Free Revision Control Systems

CVS - Concurrent Versions System

  • De-facto standard revision control system.
  • Centralized, one fixed repository per project.
  • No file/dir renames, symlinks, permissions.
  • Very limited support for branches.
  • Very limited support for merging.
  • No atomic changesets.
  • Developed infrastructure and integration.
  • Outdated, but works well when it works.
  • There are better alternatives to consider.

Subversion - evolution

  • Modern evolution of CVS.
  • Centralized, one repository per project.
  • Tracks directory changes such as
    renames, symlinks. No permissions.
  • Branch is implemented as a copy.
  • Tag is implemented as a copy.
  • Copy is cheap, actual copy on write.
  • Limited support for merging.
  • Changesets are not first class citizens.
  • Reuses Apache 2 for the server.
  • Could be considered for new projects.

GNU Arch - revolution

  • Not an evolution. Revolution in RCS.
  • Decentralized, multiple repositories.
  • Tracks directory changes such as
    renames, symlinks, permissions.
  • Several file id methods.
  • Branching is just tagging, very cheap.
  • Strong support for merging.
  • Changesets are first class citizens.
  • Dumb file storage, no server required.
  • Supports major network protocols.
  • Could be considered for new projects.

Arch features

  • Changesets are the core design part allowing a distributed nature.

  • Separation of logical repository names from their physical locations (easily movable repositories).

  • Global namespace of repositories around the world, with no central authority involved.

  • Posibility to build repositories around the developers and not around the servers.

  • "Dumb" repositories that hold data and may be accessed using regular protocols like ssh/http/ftp, with no special servers involved

  • Easy mirroring of repositories from anywhere to anywhere, including local disk.

  • Advanced methods of merging between branches in the same or different repositories.

  • Specialized namespace of revisions, category--branch--version--revision.

Centralization versus Decentralization

First graph - cvs and svn, all three graphs - arch.

Centralization scenarios

Normal operations

  • Setup the server and give the commit access to chosen developers.

Features

  • Good for closed company developement.
  • Good for catherdral type of developement.
  • Easier to find the authorized source.
  • Easier to find the authorized developers.
  • Harder to participate.
  • Mandatory authority.

Decentralization scenarios

Normal operations

  • External branches and forks.
  • Mirroring archives for faster read-only access.
  • Development while disconnected from internet.

Package distribution and portage systems

  • A debian package maintainer may manage debian/ subdirectory and update it accourding to the mainstream, without submitting it back. [example]
  • Software distributions may construct a set of ports from multiple repositories and maintain such portage system in RCS that allows this.

Software customization

  • A site may maintain its own web theme in RCS and synchronize the web software with the mainstream.

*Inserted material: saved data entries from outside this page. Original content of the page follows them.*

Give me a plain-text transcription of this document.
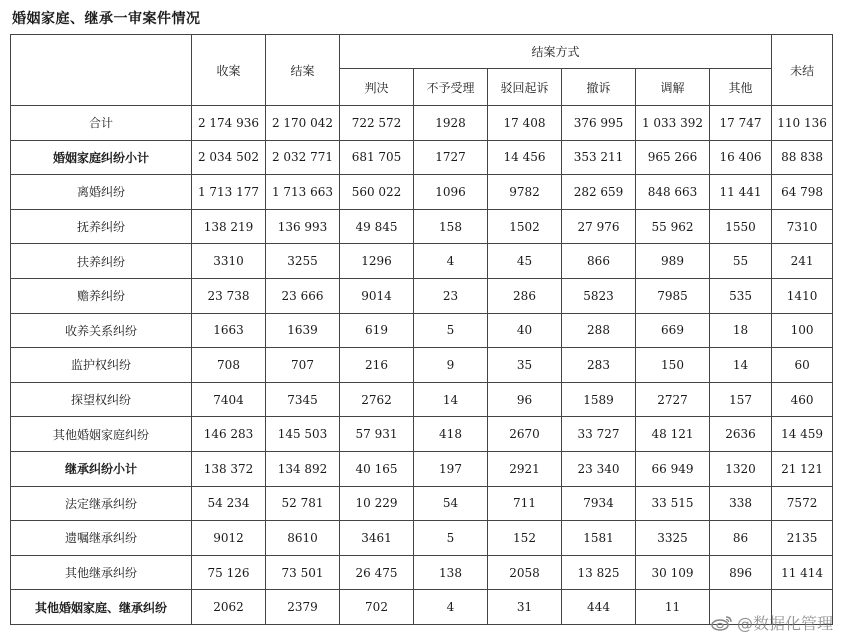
婚姻家庭、继承一审案件情况
	收案	结案	结案方式						未结
			判决	不予受理	驳回起诉	撤诉	调解	其他	
合计	2 174 936	2 170 042	722 572	1928	17 408	376 995	1 033 392	17 747	110 136
婚姻家庭纠纷小计	2 034 502	2 032 771	681 705	1727	14 456	353 211	965 266	16 406	88 838
离婚纠纷	1 713 177	1 713 663	560 022	1096	9782	282 659	848 663	11 441	64 798
抚养纠纷	138 219	136 993	49 845	158	1502	27 976	55 962	1550	7310
扶养纠纷	3310	3255	1296	4	45	866	989	55	241
赡养纠纷	23 738	23 666	9014	23	286	5823	7985	535	1410
收养关系纠纷	1663	1639	619	5	40	288	669	18	100
监护权纠纷	708	707	216	9	35	283	150	14	60
探望权纠纷	7404	7345	2762	14	96	1589	2727	157	460
其他婚姻家庭纠纷	146 283	145 503	57 931	418	2670	33 727	48 121	2636	14 459
继承纠纷小计	138 372	134 892	40 165	197	2921	23 340	66 949	1320	21 121
法定继承纠纷	54 234	52 781	10 229	54	711	7934	33 515	338	7572
遗嘱继承纠纷	9012	8610	3461	5	152	1581	3325	86	2135
其他继承纠纷	75 126	73 501	26 475	138	2058	13 825	30 109	896	11 414
其他婚姻家庭、继承纠纷	2062	2379	702	4	31	444	11		
@数据化管理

Optional back submission. Examples of maintaining a custom template set for ArchZoom:

Developers and contributors

Usual CVS or Subversion work flow

  • checkout project as anonymous user
  • fix/add new feature in the working tree without using RC
    • create and submit a patch
    • wait until it is applied in the mainstream
  • repeat until the trust is earned
  • be granted with write access
  • recheckout project as a real user
  • develop with RC involved

Usual Arch workflow

  • fork (branch) project in personal archive
  • fix/add new feature with all benefits of RC
  • submit merge request to the mainstream
  • star-merge the mainstream's updates

Arch command set - Some numbers

Some "scary" numbers

tla, the Arch main tool, has more than 100 commands!

In comparison, svn, the Subversion main tool, has about 30 commands (and about 30 command aliases, plus about 15 svnadmin commands). cvs command line tool has about 30 commands.

Arch command set - Main commands

In reality, only several commands are used in a day to day work:

tla help
tla import
tla commit
tla update
tla add
tla delete
tla move

These have the same meaning as in svn and cvs (but cvs does not support move).

Other common commands have different names:

tla get              # ~~ cvs checkout ~~ svn checkout
tla changes          # ~~ cvs -n update ~~ svn status
tla changes --diffs  # ~~ cvs diff ~~ svn diff
tla logs             # ~~ cvs log ~~ svn log
tla replay           # ~~ svn merge
tla star-merge       # no cvs and svn equivalent
tla missing          #       -- . -- . --
tla delta            #       -- . -- . --

Arch command set - Revision library

Arch can optimize away expensive accesses to the archive. This is done with a revision library on the local disk. Not only does it speed up operation, you can also use arch's features when you are offline.

The most popular revisions (including changesets and the whole trees) may be stored in the library by the user's request. To learn more about the commands dealing with the revision library, see "tla help | grep library".

Arch command set - Useful commands

One frequent task is to fix something small and urgent while in the middle of a large change. This is trivial in arch:

# hack some incomplete code in file1 and file2
tla undo
# fix urgent bug in file1
tla commit
tla redo
# continue to work on file1 and file2

The inventory command is handy for several purposes. The following generates a list of all directories and source files in the tree.

tla inventory --both --source

Arch tutor

This practical part is intented to be shown in live. However the slides accurately describe the interactive show. You may create two local users muli and tali and run the commands from this tutorial. All # hack file in the slides may be replaced with echo >>file if you like.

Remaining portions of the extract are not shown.